Из бани она вышла такая легкая, что, пожалуй, тоже могла бы за ребятишками следом по мухоморы…
* * *
— Столоваться-то как будешь? — спросила баба Дуня. — Вместе со мной или по-городскому, каждый сам по себе?
— С вами, — глотнув ком волнения, быстро сказала Настя Никитична, но баба Дуня видела и сквозь землю на два аршина.
— Ты над собой не насильничай! — предупредила она постоялицу. — Это ведь кто как привык. У нас еда — городской не чета. Без премудростей.
— Бабушка! — У Насти Никитичны слезы навернулись. — Мне у вас хорошо.

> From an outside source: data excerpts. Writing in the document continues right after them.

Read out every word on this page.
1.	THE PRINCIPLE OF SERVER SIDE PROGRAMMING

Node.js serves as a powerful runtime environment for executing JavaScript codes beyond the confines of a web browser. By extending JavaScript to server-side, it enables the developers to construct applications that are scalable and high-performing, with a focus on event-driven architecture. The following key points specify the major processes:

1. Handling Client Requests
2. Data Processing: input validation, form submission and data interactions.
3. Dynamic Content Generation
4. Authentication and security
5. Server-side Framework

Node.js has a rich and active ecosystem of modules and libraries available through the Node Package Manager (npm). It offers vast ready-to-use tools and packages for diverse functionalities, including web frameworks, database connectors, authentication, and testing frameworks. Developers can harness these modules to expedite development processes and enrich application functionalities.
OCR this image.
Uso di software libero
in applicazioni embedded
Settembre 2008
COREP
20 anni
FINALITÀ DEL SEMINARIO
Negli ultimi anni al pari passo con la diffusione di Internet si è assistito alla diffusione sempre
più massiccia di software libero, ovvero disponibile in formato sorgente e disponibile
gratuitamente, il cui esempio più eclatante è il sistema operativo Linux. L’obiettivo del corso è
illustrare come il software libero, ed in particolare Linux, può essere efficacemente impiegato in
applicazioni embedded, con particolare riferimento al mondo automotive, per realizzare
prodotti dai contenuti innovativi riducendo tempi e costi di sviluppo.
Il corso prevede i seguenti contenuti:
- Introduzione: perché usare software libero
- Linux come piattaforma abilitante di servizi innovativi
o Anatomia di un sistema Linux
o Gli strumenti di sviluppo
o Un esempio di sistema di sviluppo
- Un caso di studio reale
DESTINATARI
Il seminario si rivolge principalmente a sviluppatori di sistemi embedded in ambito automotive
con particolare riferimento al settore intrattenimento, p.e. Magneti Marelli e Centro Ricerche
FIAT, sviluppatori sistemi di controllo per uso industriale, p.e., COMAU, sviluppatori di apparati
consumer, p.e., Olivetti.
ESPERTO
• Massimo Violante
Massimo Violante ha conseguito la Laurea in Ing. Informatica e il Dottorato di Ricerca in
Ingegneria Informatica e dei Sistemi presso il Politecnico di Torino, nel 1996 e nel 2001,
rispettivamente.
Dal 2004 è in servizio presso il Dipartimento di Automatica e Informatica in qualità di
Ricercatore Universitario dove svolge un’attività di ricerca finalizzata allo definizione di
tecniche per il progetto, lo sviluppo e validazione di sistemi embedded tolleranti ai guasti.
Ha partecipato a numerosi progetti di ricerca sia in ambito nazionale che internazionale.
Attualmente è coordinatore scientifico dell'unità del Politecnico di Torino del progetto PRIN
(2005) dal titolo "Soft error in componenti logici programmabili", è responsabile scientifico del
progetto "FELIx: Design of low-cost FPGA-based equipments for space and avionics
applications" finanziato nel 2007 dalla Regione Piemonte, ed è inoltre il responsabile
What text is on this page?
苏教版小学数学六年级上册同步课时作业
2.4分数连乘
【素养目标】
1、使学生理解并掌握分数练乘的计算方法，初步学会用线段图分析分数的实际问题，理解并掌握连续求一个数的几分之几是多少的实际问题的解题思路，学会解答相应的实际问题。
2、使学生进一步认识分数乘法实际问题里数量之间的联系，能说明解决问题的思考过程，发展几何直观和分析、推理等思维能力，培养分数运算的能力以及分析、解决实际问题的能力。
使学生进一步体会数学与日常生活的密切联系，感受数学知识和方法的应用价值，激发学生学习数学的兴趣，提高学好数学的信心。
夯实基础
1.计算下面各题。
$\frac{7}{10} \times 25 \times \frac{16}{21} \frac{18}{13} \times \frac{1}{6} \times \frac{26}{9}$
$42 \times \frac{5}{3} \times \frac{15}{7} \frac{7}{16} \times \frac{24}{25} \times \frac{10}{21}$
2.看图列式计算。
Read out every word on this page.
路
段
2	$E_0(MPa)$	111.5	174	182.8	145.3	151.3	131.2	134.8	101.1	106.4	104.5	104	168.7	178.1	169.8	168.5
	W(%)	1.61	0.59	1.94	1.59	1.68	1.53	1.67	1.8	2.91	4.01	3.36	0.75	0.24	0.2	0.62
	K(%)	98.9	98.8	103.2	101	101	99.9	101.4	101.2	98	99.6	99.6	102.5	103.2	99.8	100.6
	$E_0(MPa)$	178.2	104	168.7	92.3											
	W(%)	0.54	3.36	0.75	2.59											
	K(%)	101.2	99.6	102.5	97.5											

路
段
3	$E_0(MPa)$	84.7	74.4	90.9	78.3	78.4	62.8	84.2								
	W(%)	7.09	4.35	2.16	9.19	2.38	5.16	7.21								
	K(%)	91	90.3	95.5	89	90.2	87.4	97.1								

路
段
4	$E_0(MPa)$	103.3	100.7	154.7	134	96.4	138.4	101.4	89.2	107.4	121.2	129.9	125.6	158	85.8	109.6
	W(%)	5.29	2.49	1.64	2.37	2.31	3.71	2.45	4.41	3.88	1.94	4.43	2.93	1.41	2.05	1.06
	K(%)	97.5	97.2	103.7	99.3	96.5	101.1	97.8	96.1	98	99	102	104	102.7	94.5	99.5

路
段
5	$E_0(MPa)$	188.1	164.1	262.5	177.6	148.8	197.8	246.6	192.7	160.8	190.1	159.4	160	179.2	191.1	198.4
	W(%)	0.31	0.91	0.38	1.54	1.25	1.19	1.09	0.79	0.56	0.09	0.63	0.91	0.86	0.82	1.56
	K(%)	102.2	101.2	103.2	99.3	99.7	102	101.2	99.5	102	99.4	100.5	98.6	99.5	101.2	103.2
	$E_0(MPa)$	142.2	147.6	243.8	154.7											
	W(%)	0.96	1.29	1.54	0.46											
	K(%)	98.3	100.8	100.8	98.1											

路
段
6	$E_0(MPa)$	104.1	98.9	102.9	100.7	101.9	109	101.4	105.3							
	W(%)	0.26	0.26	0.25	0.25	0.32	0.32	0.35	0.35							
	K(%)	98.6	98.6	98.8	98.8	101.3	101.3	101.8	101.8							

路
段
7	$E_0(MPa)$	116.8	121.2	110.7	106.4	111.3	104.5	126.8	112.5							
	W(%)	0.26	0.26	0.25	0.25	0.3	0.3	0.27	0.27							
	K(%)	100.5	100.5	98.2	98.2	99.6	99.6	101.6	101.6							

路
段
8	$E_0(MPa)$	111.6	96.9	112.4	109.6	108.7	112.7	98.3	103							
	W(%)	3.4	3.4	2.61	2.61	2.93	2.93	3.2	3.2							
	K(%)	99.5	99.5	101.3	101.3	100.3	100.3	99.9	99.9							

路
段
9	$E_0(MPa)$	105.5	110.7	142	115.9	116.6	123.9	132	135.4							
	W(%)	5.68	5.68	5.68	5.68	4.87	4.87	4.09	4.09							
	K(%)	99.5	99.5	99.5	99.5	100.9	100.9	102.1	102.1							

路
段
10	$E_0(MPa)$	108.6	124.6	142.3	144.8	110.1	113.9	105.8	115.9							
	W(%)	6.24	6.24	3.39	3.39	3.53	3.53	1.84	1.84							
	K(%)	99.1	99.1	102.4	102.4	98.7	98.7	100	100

— Не умеешь ты за себя постоять, — решила баба Дуня. — Вижу, стесняешься про бытье разговоры говорить. Да только копейка рубль бережет.
— Рубль сбережешь, а человека потеряешь, — набралась храбрости Настя Никитична.
— Верное сужденье! — Баба Дуня даже головой покрутила: молодая-молодая, а не дура — впрок ученье пошло.
— Когда, бабушка, гости будут?
— Солнце закатится, работы угомонятся, вот и придут мои подружки.
— Тогда я погулять пойду.
— Сперва поешь, а потом ступай. И о житье договорить нужно… Коли у тебя на это языка нет, меня послушай. Значит, так… За квартиру ты мне ничего не должна: колхоз платит, а за питание возьму я с тебя рубль за день, и за красные дни да за наши деревенские праздники еще десяточку, а всего — сорок. Много?
— Боюсь, не мало ли?
— Какое мало! Дак ведь ты девушка послушная, чего ж не взять! А теперь за стол садись.
Подала баба Дуня три кринки — кринку молока, кринку сметаны и кринку меда — и еще самовар да пирог с грибами.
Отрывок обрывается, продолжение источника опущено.